Years back, the only requirement in Texas to own a bar was make sure someone knew the regulations.

Oh and the owner could not be drunk in his own bar.

Yes, I threw my boss out more than once.
<grin>

What sort of regulations and tests exist is very much a local matter.

One likely selector will be whether liquor is a state monopoly. For instance, I grew up in Philadelphia, and Pennsylvania is a place where liquor is a state monopoly. You can only buy hard liquor in State Stores, and the selection will be those approved by the state. Liquor is also more expensive, with a variety of state excise taxes and surcharges in top of sales taxes. There is a very healthy smuggling trade in consequence between PA and DE and NJ, where taxes are far lower. There's a major liquor outlet right across one the the bridges connecting PA to NJ. Smart smugglers cross the bridge, load up at the NJ outlet, then continue on further east, and take the long way back via a different route between the states.
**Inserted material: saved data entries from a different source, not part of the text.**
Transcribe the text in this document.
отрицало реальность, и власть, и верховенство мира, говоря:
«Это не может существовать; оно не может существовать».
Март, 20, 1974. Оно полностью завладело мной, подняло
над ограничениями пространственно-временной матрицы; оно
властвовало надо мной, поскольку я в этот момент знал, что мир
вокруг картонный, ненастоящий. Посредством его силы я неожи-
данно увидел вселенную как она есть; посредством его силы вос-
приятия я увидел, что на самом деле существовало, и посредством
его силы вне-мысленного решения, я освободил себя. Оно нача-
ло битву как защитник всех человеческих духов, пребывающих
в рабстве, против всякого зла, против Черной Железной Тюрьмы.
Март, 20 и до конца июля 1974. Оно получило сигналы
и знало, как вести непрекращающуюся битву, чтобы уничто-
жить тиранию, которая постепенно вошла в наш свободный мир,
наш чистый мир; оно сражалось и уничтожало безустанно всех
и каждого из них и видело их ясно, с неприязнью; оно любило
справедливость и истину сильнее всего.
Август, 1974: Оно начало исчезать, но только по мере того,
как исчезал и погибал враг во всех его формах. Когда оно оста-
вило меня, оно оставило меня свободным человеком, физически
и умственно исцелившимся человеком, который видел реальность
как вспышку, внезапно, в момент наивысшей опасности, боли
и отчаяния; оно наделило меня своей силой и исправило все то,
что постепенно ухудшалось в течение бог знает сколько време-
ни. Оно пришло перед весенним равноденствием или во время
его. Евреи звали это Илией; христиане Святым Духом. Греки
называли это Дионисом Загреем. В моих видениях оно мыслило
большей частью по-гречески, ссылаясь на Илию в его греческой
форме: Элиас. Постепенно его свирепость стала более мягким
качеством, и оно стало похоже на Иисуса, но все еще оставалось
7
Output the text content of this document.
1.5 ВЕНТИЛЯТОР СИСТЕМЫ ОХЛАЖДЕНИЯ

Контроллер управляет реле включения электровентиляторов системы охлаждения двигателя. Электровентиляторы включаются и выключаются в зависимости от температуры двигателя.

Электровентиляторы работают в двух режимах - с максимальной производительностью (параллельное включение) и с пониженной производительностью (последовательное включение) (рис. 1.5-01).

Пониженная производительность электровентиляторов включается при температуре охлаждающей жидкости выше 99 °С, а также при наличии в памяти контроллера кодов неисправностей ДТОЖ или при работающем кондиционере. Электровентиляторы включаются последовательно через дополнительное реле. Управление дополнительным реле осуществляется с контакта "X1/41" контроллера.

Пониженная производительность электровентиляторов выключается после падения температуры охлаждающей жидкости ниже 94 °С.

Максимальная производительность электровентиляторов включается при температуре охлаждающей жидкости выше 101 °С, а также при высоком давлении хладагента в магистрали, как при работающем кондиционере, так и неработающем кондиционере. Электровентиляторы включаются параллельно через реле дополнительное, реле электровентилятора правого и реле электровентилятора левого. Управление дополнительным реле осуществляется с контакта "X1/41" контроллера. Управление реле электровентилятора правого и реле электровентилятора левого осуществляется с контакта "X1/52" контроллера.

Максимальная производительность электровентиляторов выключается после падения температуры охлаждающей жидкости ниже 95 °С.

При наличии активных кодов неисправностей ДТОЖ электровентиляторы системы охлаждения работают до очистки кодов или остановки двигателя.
The PA State Troopers keep an eye on the liquor outlet in NJ, and wait happily for anyone who tries to load up and come straight back the way they came.

PA also still has vestiges of Puritan heritage, with Blue laws that specify what you may not do on Sunday. When I was a small child, I recall alcohol as being a not on Sunday thing, and it wasn't till I was a late teenager that it became legal to sell stuff like beer in supermarkets.

I haven't looked up what PA requires to get a bartender's license, but I suspect their regulations are fussier than many other places.

Up to the 1920's, PA was a major producer of rye whiskey, distilling 6 million barrels a year at it's peak. Prohibition put an end to that, but it's beginning to return, and there are an assortment of artisan distillers who set up to produce rye. They are located in rural areas where farmers grow rye, so what they distill is locally sourced. I've sampled a couple, and it you like rye whiskey, it's very nice indeed.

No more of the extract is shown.